粒子生成

generateParticles<BaseParticles, Lattice>()

当用户调用water_block.generateParticles<BaseParticles, Lattice>()时，会进入以下函数：

//----------------------------------------------------------------------
// Particle generating methods
// Initialize particle data using a particle generator for geometric data.
// The local material parameters are also initialized.
//----------------------------------------------------------------------
template <class ParticleType, class... Parameters, typename... Args>
ParticleType *SPHBody::generateParticles(Args &&...args)
{
    ParticleType *particles = base_particles_ptr_keeper_.createPtr<ParticleType>(*this, base_material_); // 1
    ParticleGenerator<ParticleType, Parameters...> particle_generator(*this, *particles, std::forward<Args>(args)...); // 2
    particle_generator.generateParticlesWithGeometricVariables(); // 3
    particles->initializeBasicParticleVariables(); // 4
    sph_adaptation_->initializeAdaptationVariables(*particles); // 5
    base_material_->setLocalParameters(sph_system_, particles); // 6
    return particles;
};

编译阶段：模板参数ParticleType被推断为BaseParticles，Parameters被推断为Lattice，Args和args为空参数包。

运行阶段：

1. 创建BaseParticles的unique_ptr。此时会调用BaseParticles的构造函数。构造函数主要做的是初始化粒子属性（位置、密度、体积、质量等）为nullptr。

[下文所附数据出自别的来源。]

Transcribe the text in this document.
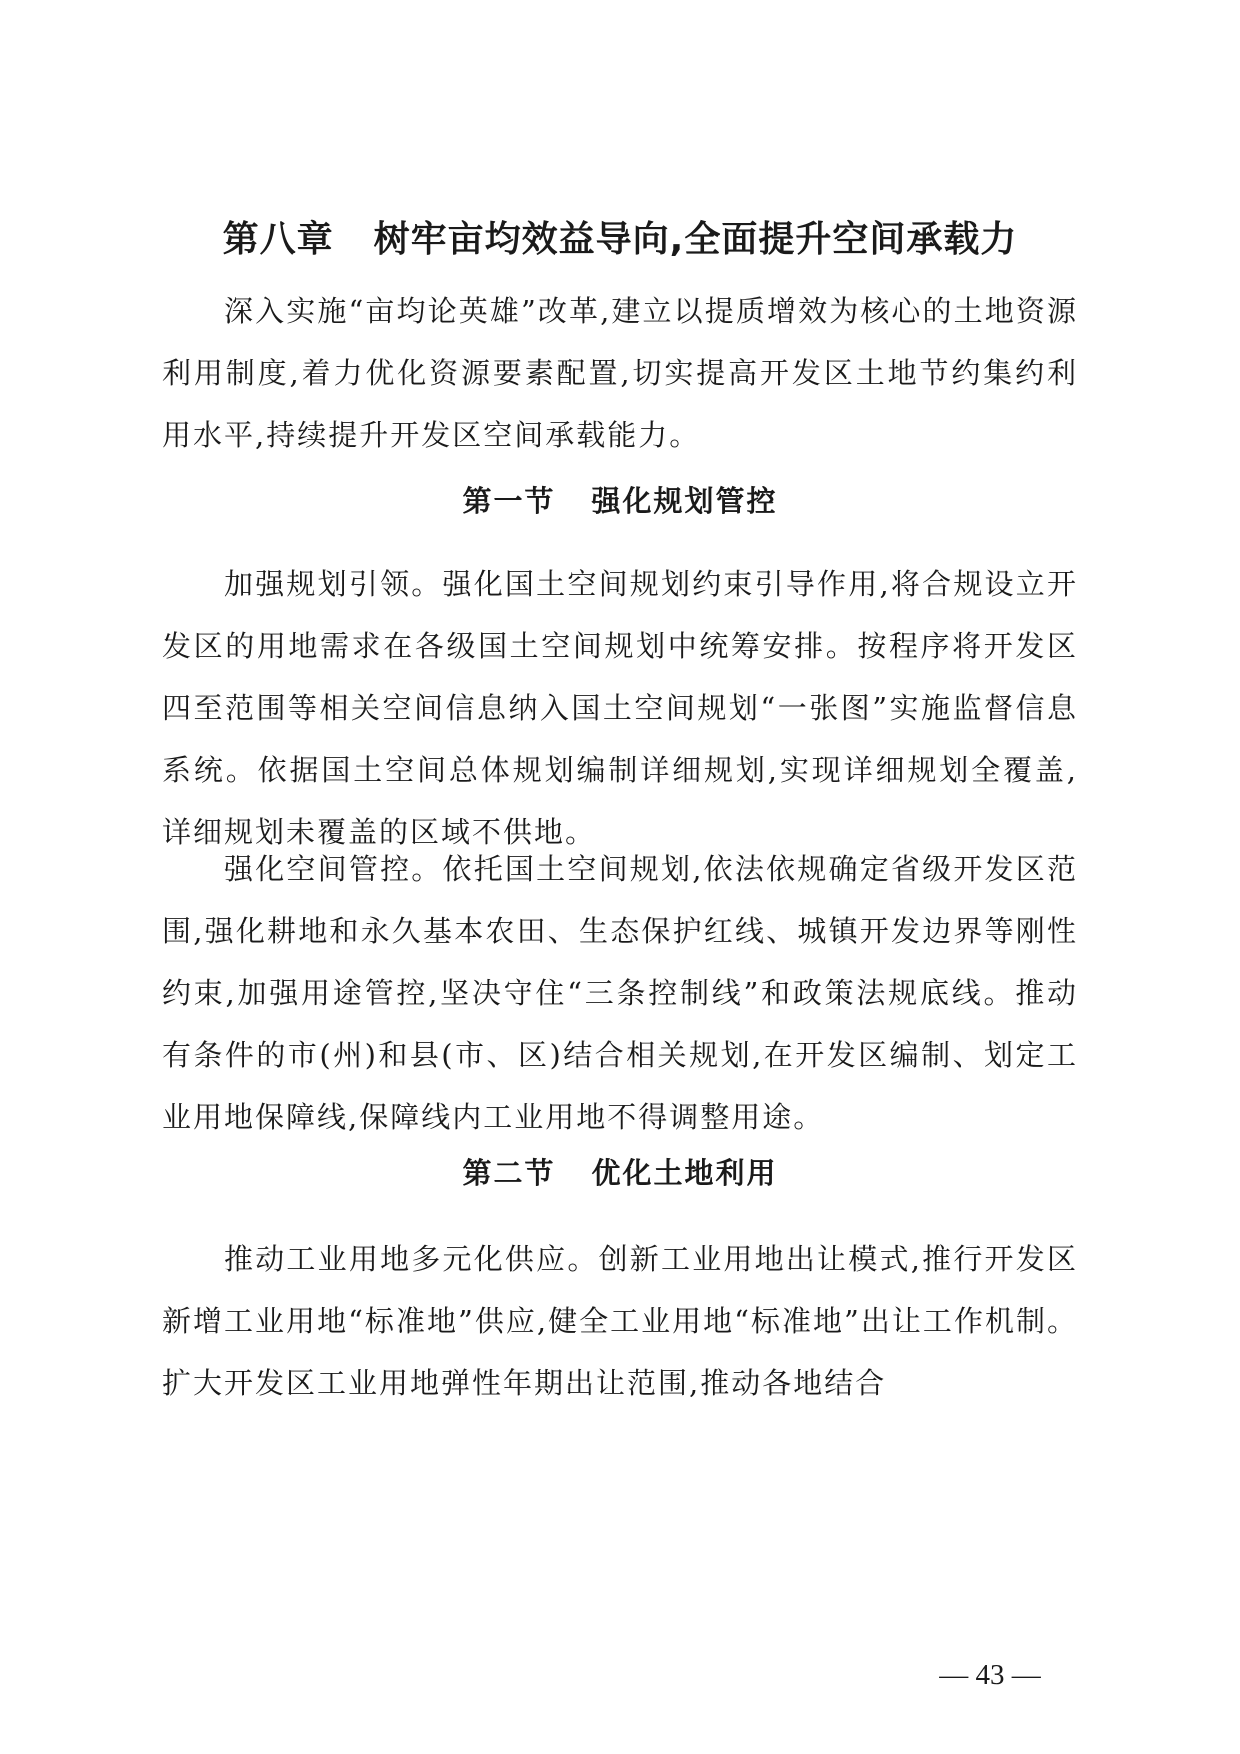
第八章 树牢亩均效益导向,全面提升空间承载力

深入实施“亩均论英雄”改革,建立以提质增效为核心的土地资源利用制度,着力优化资源要素配置,切实提高开发区土地节约集约利用水平,持续提升开发区空间承载能力。

第一节 强化规划管控

加强规划引领。强化国土空间规划约束引导作用,将合规设立开发区的用地需求在各级国土空间规划中统筹安排。按程序将开发区四至范围等相关空间信息纳入国土空间规划“一张图”实施监督信息系统。依据国土空间总体规划编制详细规划,实现详细规划全覆盖,详细规划未覆盖的区域不供地。

强化空间管控。依托国土空间规划,依法依规确定省级开发区范围,强化耕地和永久基本农田、生态保护红线、城镇开发边界等刚性约束,加强用途管控,坚决守住“三条控制线”和政策法规底线。推动有条件的市(州)和县(市、区)结合相关规划,在开发区编制、划定工业用地保障线,保障线内工业用地不得调整用途。

第二节 优化土地利用

推动工业用地多元化供应。创新工业用地出让模式,推行开发区新增工业用地“标准地”供应,健全工业用地“标准地”出让工作机制。扩大开发区工业用地弹性年期出让范围,推动各地结合

— 43 —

2. 调用ParticleGenerator<BaseParticles, Lattice> particle_generator(*this, *particles);。此时调用ParticleGenerator<BaseParticles, Lattice>的构造函数：

   ParticleGenerator<BaseParticles, Lattice>::
       ParticleGenerator(SPHBody &sph_body, BaseParticles &base_particles)
       : ParticleGenerator<BaseParticles>(sph_body, base_particles),
         GeneratingMethod<Lattice>(sph_body) {}

   • 进入ParticleGenerator<BaseParticles>构造函数。

     ParticleGenerator<BaseParticles>::
         ParticleGenerator(SPHBody &sph_body, BaseParticles &base_particles)
         : base_particles_(base_particles),
           particle_spacing_ref_(sph_body.getSPHAdaptation().ReferenceSpacing()) {}

     ParticleGenerator<BaseParticles>构造完毕。

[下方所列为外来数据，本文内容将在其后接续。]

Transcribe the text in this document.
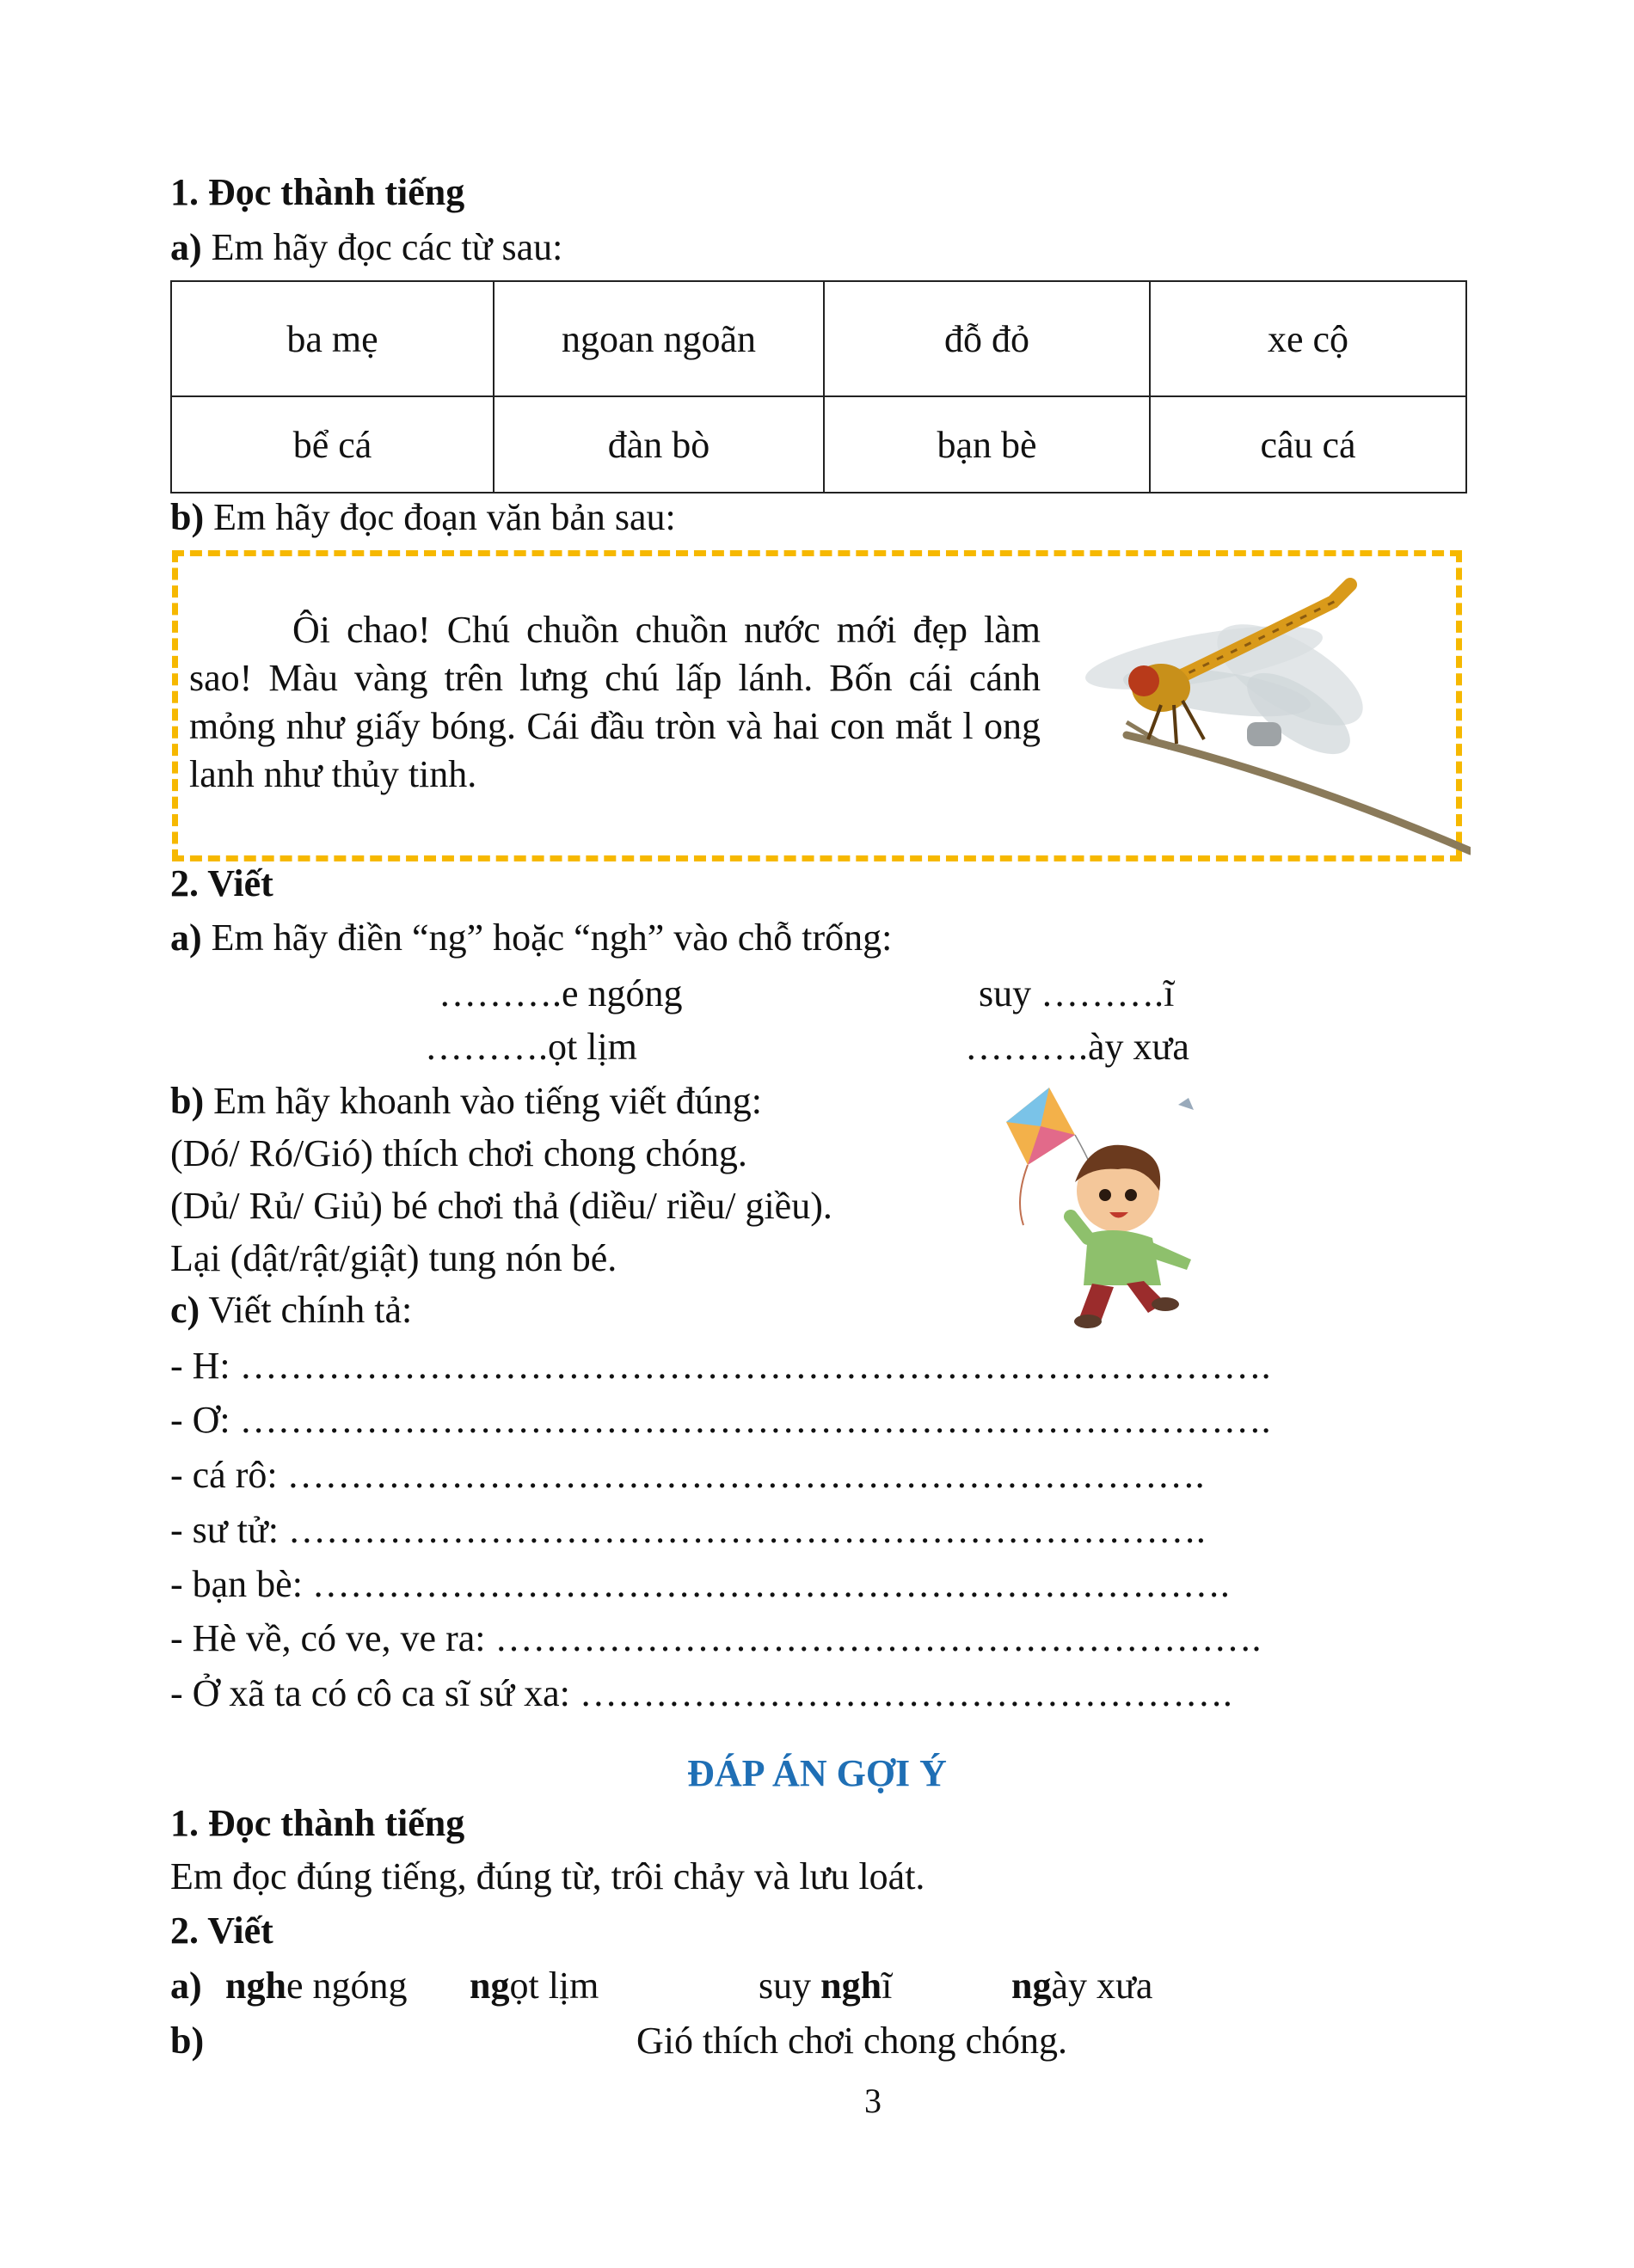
1. Đọc thành tiếng
a) Em hãy đọc các từ sau:
ba mẹ	ngoan ngoãn	đỗ đỏ	xe cộ
bể cá	đàn bò	bạn bè	câu cá
b) Em hãy đọc đoạn văn bản sau:
Ôi chao! Chú chuồn chuồn nước mới đẹp làm sao! Màu vàng trên lưng chú lấp lánh. Bốn cái cánh mỏng như giấy bóng. Cái đầu tròn và hai con mắt l ong lanh như thủy tinh.
2. Viết
a) Em hãy điền “ng” hoặc “ngh” vào chỗ trống:
……….e ngóng	suy ……….ĩ
……….ọt lịm	……….ày xưa
b) Em hãy khoanh vào tiếng viết đúng:
(Dó/ Ró/Gió) thích chơi chong chóng.
(Dủ/ Rủ/ Giủ) bé chơi thả (diều/ riều/ giều).
Lại (dật/rật/giật) tung nón bé.
c) Viết chính tả:
- H: ……………………………………………………………………….
- Ơ: ……………………………………………………………………….
- cá rô: ……………………………………………………………….
- sư tử: ……………………………………………………………….
- bạn bè: ……………………………………………………………….
- Hè về, có ve, ve ra: …………………………………………………….
- Ở xã ta có cô ca sĩ sứ xa: …………………………………………….
ĐÁP ÁN GỢI Ý
1. Đọc thành tiếng
Em đọc đúng tiếng, đúng từ, trôi chảy và lưu loát.
2. Viết
a) nghe ngóng ngọt lịm	suy nghĩ	ngày xưa
b)	Gió thích chơi chong chóng.
3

   • 进入GeneratingMethod<Lattice>构造函数：

     GeneratingMethod<Lattice>::GeneratingMethod(SPHBody &sph_body)
         : lattice_spacing_(sph_body.getSPHAdaptation().ReferenceSpacing()),
           domain_bounds_(sph_body.getSPHSystemBounds()),
           initial_shape_(sph_body.getInitialShape())
     {
         if (!initial_shape_.isValid())
         {
             std::cout << "\n BaseParticleGeneratorLattice Error: initial_shape_ is invalid." << std::endl;
             std::cout << __FILE__ << ':' << __LINE__ << std::endl;
             throw;
         }
     }

     GeneratingMethod<Lattice>构造完毕。

   ParticleGenerator<BaseParticles, Lattice>构造完毕。

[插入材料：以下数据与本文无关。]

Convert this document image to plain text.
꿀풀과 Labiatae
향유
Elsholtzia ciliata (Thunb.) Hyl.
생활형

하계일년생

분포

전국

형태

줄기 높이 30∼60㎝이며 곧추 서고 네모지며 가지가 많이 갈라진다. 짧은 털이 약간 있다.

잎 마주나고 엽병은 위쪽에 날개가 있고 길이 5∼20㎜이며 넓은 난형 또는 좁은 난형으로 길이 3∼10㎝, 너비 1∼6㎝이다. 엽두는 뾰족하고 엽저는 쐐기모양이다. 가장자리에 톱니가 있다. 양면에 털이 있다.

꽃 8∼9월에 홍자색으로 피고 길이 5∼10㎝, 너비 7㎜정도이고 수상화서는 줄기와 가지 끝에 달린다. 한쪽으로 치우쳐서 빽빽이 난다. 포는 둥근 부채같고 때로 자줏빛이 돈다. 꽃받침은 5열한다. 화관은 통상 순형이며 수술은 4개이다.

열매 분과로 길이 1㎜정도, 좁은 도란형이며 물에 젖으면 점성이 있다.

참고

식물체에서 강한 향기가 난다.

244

3. 调用particle_generator对象的generateParticlesWithGeometricVariables()成员函数。这不是一个虚函数，对所有派生类来说都一样：

   void ParticleGenerator<BaseParticles>::generateParticlesWithGeometricVariables()
   {
       prepareGeometricData(); // 虚函数
       setAllParticleBounds(); // 虚函数
       initializeParticleVariables(); // 虚函数
   }

   • 进入prepareGeometricData()，对于ParticleGenerator<BaseParticles, Lattice>类，这个成员函数没有在shared目录中实现，而是在for_2D_build和for_3D_build中实现。例如src\for_3D_build\particle_generator\particle_generator_lattice_3d.cpp：

     void ParticleGenerator<BaseParticles, Lattice>::prepareGeometricData()
     {
         // 构建3D网格
         Mesh mesh(domain_bounds_, lattice_spacing_, 0);
         // 体积=ΔL^3
         Real particle_volume = lattice_spacing_ * lattice_spacing_ * lattice_spacing_;
         Arrayi number_of_lattices = mesh.AllCells();
         // 把粒子依次放在网格中心
         for (int i = 0; i < number_of_lattices[0]; ++i)
             for (int j = 0; j < number_of_lattices[1]; ++j)
                 for (int k = 0; k < number_of_lattices[2]; ++k)
                 {
                     Vecd particle_position = mesh.CellPositionFromIndex(Arrayi(i, j, k));
                     if (initial_shape_.checkNotFar(particle_position, lattice_spacing_))
                     {
                         if (initial_shape_.checkContain(particle_position))
                         {
                             addPositionAndVolumetricMeasure(particle_position, particle_volume);
                         }
                     }
                 }
     }

     退出prepareGeometricData()。

   • 进入setAllParticleBounds()。ParticleGenerator<BaseParticles, Lattice>没有实现自己的这个成员函数，所以调用基类的成员函数：

     void ParticleGenerator<BaseParticles>::setAllParticleBounds()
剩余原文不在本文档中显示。